Figure S5. Evolutionary changes in timing of differentiation, additional examples. Optimal transport was used to predict the likely fate for each cell at five stages, based on transcriptomes at 24 hpf (see Methods). The organization of this figure parallels that of main text Figure 4. Triangle plots show transcriptomes predictive of two specific cell types. A. Coelom (red) and endoderm (yellow). B. Blastocoelar cells (purple) and endoderm (yellow). C. Blastocoelar cells (purple) and pigment cells (pink). Any other cell fate is indicated in dark gray; cells with undifferentiated transcriptomes are shown in blue. See text for interpretation.

Supplement 6

Figure S6. Logic underlying inference of distinct types of evolution change in regulatory interactions. On the extreme left, hypothetical data from Lv illustrating an experimentally validated regulatory interaction: transcriptional activator, gene A (blue) and its target, gene B (purple), are co-expressed in the same cells.
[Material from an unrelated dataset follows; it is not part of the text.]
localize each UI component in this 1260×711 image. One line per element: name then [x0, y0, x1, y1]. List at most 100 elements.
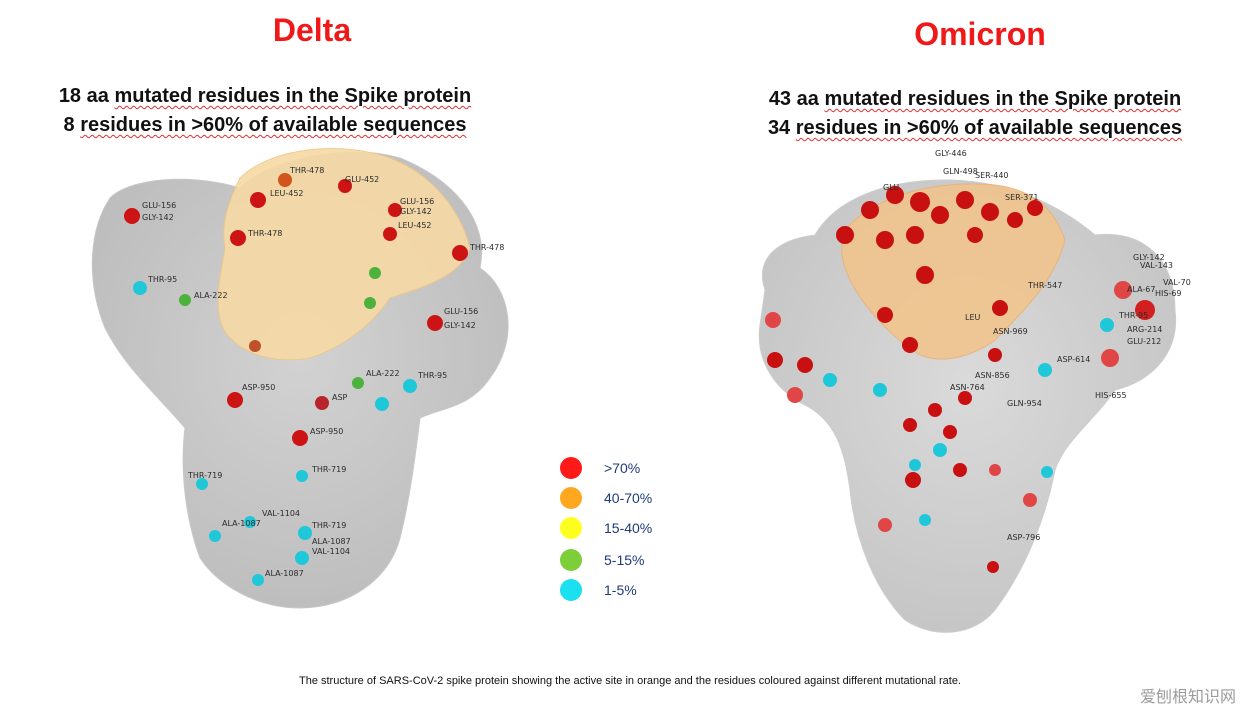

Four possible scenarios in He for the same pair of genes are shown to the right, with interpretations regarding the regulatory interaction shown below. Scenario 1 is consistent with conservation. Scenario 2 is consistent with conservation, but with a delay in the timing of the interaction. Scenario 3 implies that the interaction no longer occurs and that some other transcription factor must activate expression of gene B. Scenario 4 is consistent with conservation, but additionally implies that some other transcription factor must operate earlier to initiate expression of gene B.

Supplement 7

Figure S7. Co-expression of alx1 and several of its interactors within the skeletogenic dGRN. See caption to Figure 7.

Supplement 8

Figure S8. Co-expression of additional regulators and targets within the skeletogenic dGRN. See caption to Figure 7.

Supplement 9

Figure S9. Comparison of regulator expression and co-expression with a specific target gene. Five validated transcription factor → target gene interactions are illustrated. Left panels show density plots of expression for the regulator while right panels show cells expressing both the regulator and its target. Note that co-expression domains are often a subset of the cells expressing the regulator.

Supplement 10

Figure S10. Co-expression of several regulators and targets in non-skeletogenic territories of the dGRN. See caption to Figure 7.

Supplement 11

Table S1. Cell counts over development in Lv.

Supplement 12

Table S2. Cell counts over development in He.